## Diagram: Transformer Block Pruning
### Overview
The image is a diagram illustrating the architecture of a Transformer model and two pruning techniques: depth pruning and width pruning. The diagram shows the flow of data through the model, from input embedding to output logit, and highlights the components affected by each pruning method.
### Components/Axes
* **Overall Structure:** The diagram depicts a Transformer model consisting of multiple Transformer Blocks stacked sequentially.
* **Input:** Input Embedding
* **Output:** Output Logit
* **Transformer Blocks:** A series of blocks labeled "Transformer Block₁", "Transformer Blockₙ₋₁", "Transformer Blockₙ", and "Transformer Blockₙ".
* **LM Head:** Located above the last Transformer Block.
* **MHA (Multi-Head Attention):** A block containing "Norm", "QKV₁", "QKVₕ", "QKVᴴ", and "Out".
* **FFN (Feed Forward Network):** A block containing "Norm", "Up & Gate", and "Down".
* **Depth Pruning:** Indicated by a blue scissors icon next to "Transformer Blockₙ".
* **Width Pruning:** Indicated by a green scissors icon next to the "Out" block in MHA and the "Up & Gate" and "Down" blocks in FFN.
### Detailed Analysis
* **Data Flow:** The data flows from the "Input Embedding" upwards through the "Transformer Blocks", then to the "LM Head", and finally to the "Output Logit".

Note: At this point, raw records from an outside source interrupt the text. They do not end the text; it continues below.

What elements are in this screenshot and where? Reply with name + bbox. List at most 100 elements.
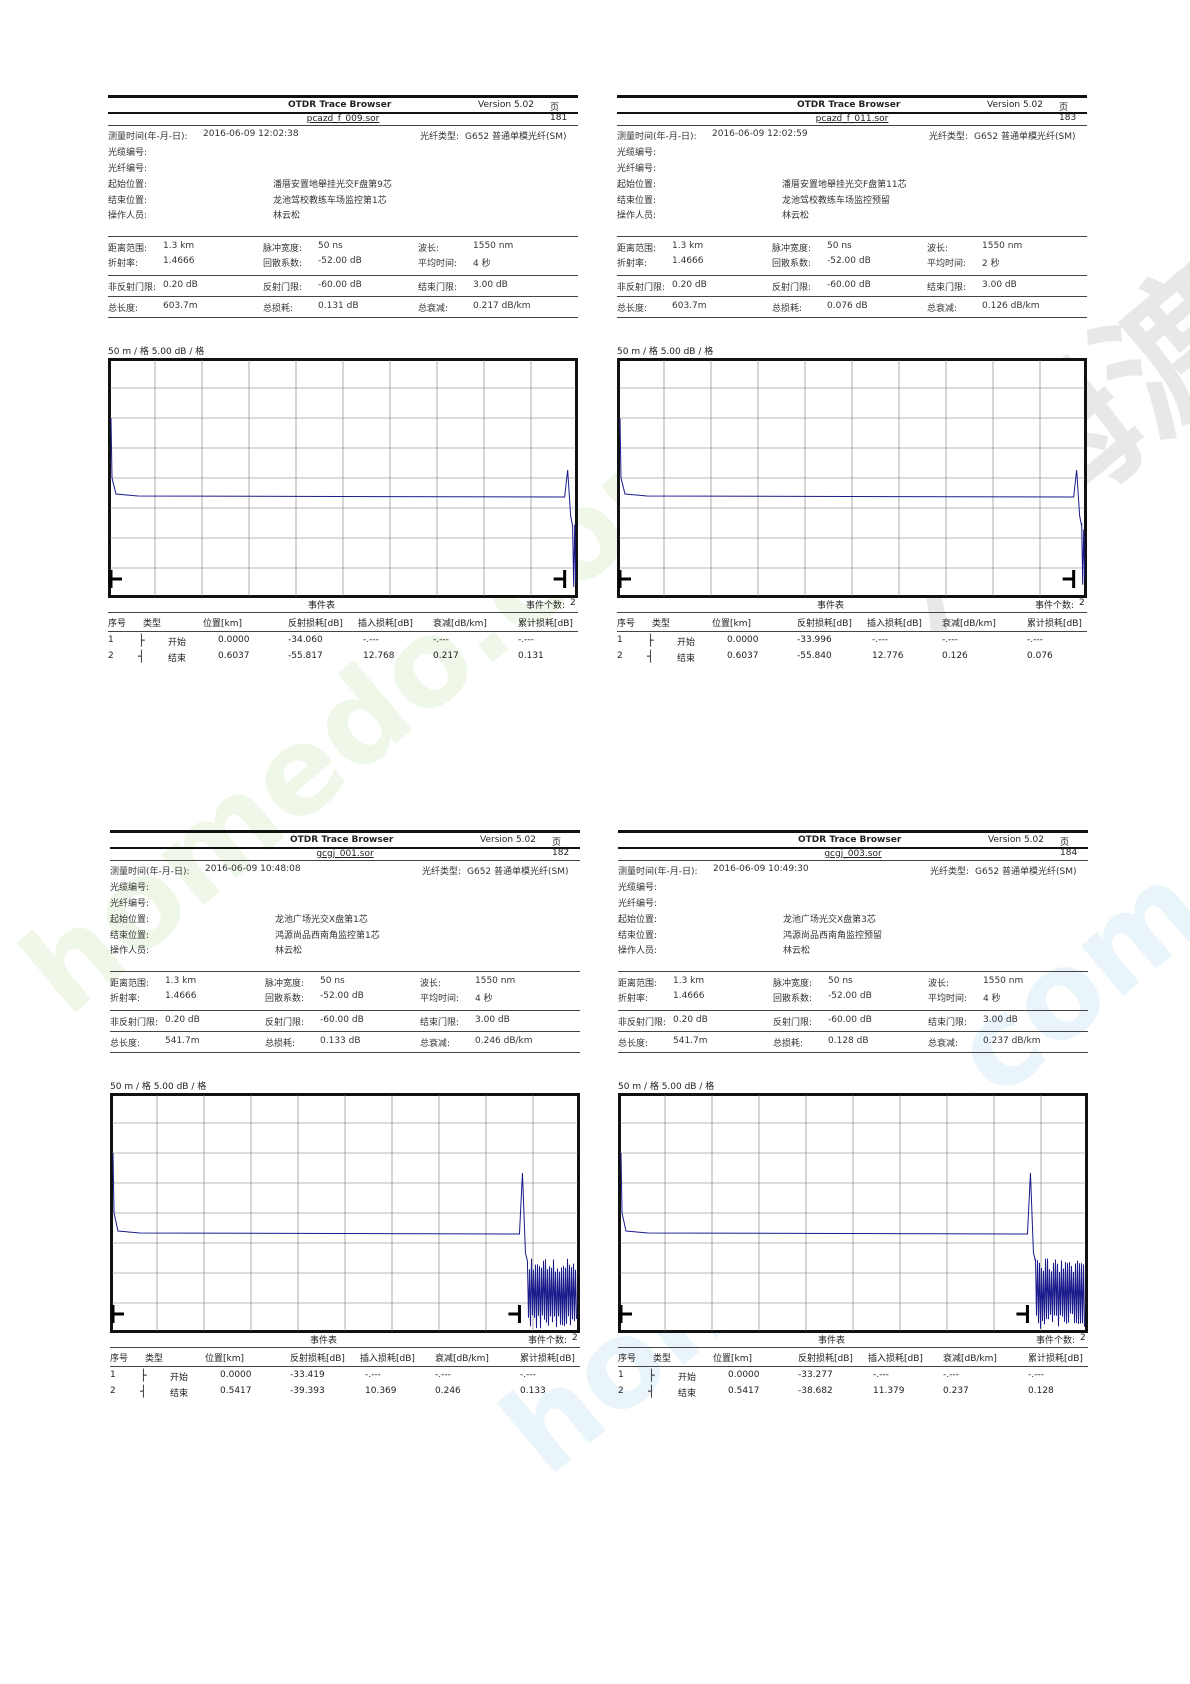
event-ins: 10.369: [365, 1386, 397, 1396]
value-total_atten: 0.126 dB/km: [982, 301, 1040, 311]
event-att: -.---: [942, 635, 958, 645]
otdr-trace-chart: [108, 358, 578, 598]
parameters: 距离范围: 1.3 km 脉冲宽度: 50 ns 波长: 1550 nm 折射率: 1.466…: [108, 236, 578, 275]
event-ins: -.---: [365, 1370, 381, 1380]
event-refl: -55.840: [797, 651, 832, 661]
label-wavelength: 波长:: [420, 979, 442, 989]
measurement-info: 测量时间(年-月-日): 光缆编号: 光纤编号: 起始位置: 结束位置: 操作人员: 201…: [617, 125, 1087, 236]
version-label: Version 5.02: [480, 835, 536, 845]
event-pos: 0.5417: [220, 1386, 252, 1396]
value-total_len: 603.7m: [163, 301, 198, 311]
label-pulse: 脉冲宽度:: [265, 979, 305, 989]
event-refl: -38.682: [798, 1386, 833, 1396]
column-col_att: 衰减[dB/km]: [942, 619, 996, 629]
event-pos: 0.0000: [728, 1370, 760, 1380]
event-pos: 0.0000: [727, 635, 759, 645]
label-nonrefl: 非反射门限:: [618, 1018, 667, 1028]
value-total_len: 603.7m: [672, 301, 707, 311]
value-backscatter: -52.00 dB: [827, 256, 871, 266]
value-end_thresh: 3.00 dB: [473, 280, 508, 290]
label-refl: 反射门限:: [265, 1018, 305, 1028]
label-fiber_no: 光纤编号:: [108, 164, 148, 174]
label-ior: 折射率:: [110, 994, 141, 1004]
event-ins: 12.776: [872, 651, 904, 661]
label-pulse: 脉冲宽度:: [772, 244, 812, 254]
value-measure-time: 2016-06-09 10:48:08: [205, 864, 301, 874]
event-type: 开始: [170, 1373, 189, 1383]
value-ior: 1.4666: [165, 991, 197, 1001]
label-range: 距离范围:: [110, 979, 150, 989]
value-end-pos: 鸿源尚品西南角监控第1芯: [275, 931, 380, 941]
value-nonrefl: 0.20 dB: [165, 1015, 200, 1025]
column-col_att: 衰减[dB/km]: [943, 1354, 997, 1364]
end-marker: [1062, 570, 1076, 588]
filename: gcgj_001.sor: [316, 849, 374, 859]
column-col_att: 衰减[dB/km]: [435, 1354, 489, 1364]
label-start_pos: 起始位置:: [108, 180, 148, 190]
event-no: 2: [618, 1386, 624, 1396]
event-count: 2: [572, 1333, 578, 1343]
filename: gcgj_003.sor: [824, 849, 882, 859]
event-refl: -33.277: [798, 1370, 833, 1380]
value-fiber-type: G652 普通单模光纤(SM): [465, 132, 567, 142]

* **Transformer Block Details:** Each Transformer Block is connected to an MHA and FFN block. The output of the MHA and FFN blocks are added to the main data flow.
* **MHA Block:** The MHA block contains a "Norm" layer at the bottom, followed by a series of "QKV" blocks (QKV₁, QKVₕ, QKVᴴ) and an "Out" block.
* **FFN Block:** The FFN block contains a "Norm" layer at the bottom, followed by "Up & Gate" and "Down" blocks.
* **Depth Pruning:** The blue scissors icon indicates that "Transformer Blockₙ" is being pruned.
* **Width Pruning:** The green scissors icon indicates that the "Out" block in MHA and the "Up & Gate" and "Down" blocks in FFN are being pruned. The pruned regions are marked with a green dotted pattern.
### Key Observations
* The diagram highlights the modular structure of the Transformer model.
* Depth pruning involves removing entire Transformer Blocks.
* Width pruning involves removing parts of the MHA and FFN blocks.
* The diagram shows the specific components targeted by each pruning technique.
### Interpretation
The diagram illustrates two common techniques for reducing the size and computational cost of Transformer models: depth pruning and width pruning. Depth pruning reduces the number of layers in the model, while width pruning reduces the size of the individual layers. The diagram shows that depth pruning targets entire Transformer Blocks, while width pruning targets specific components within the MHA and FFN blocks. This suggests that width pruning can be used to fine-tune the model's size and performance without completely removing entire layers. The green dotted pattern indicates the portion of the blocks that are being pruned.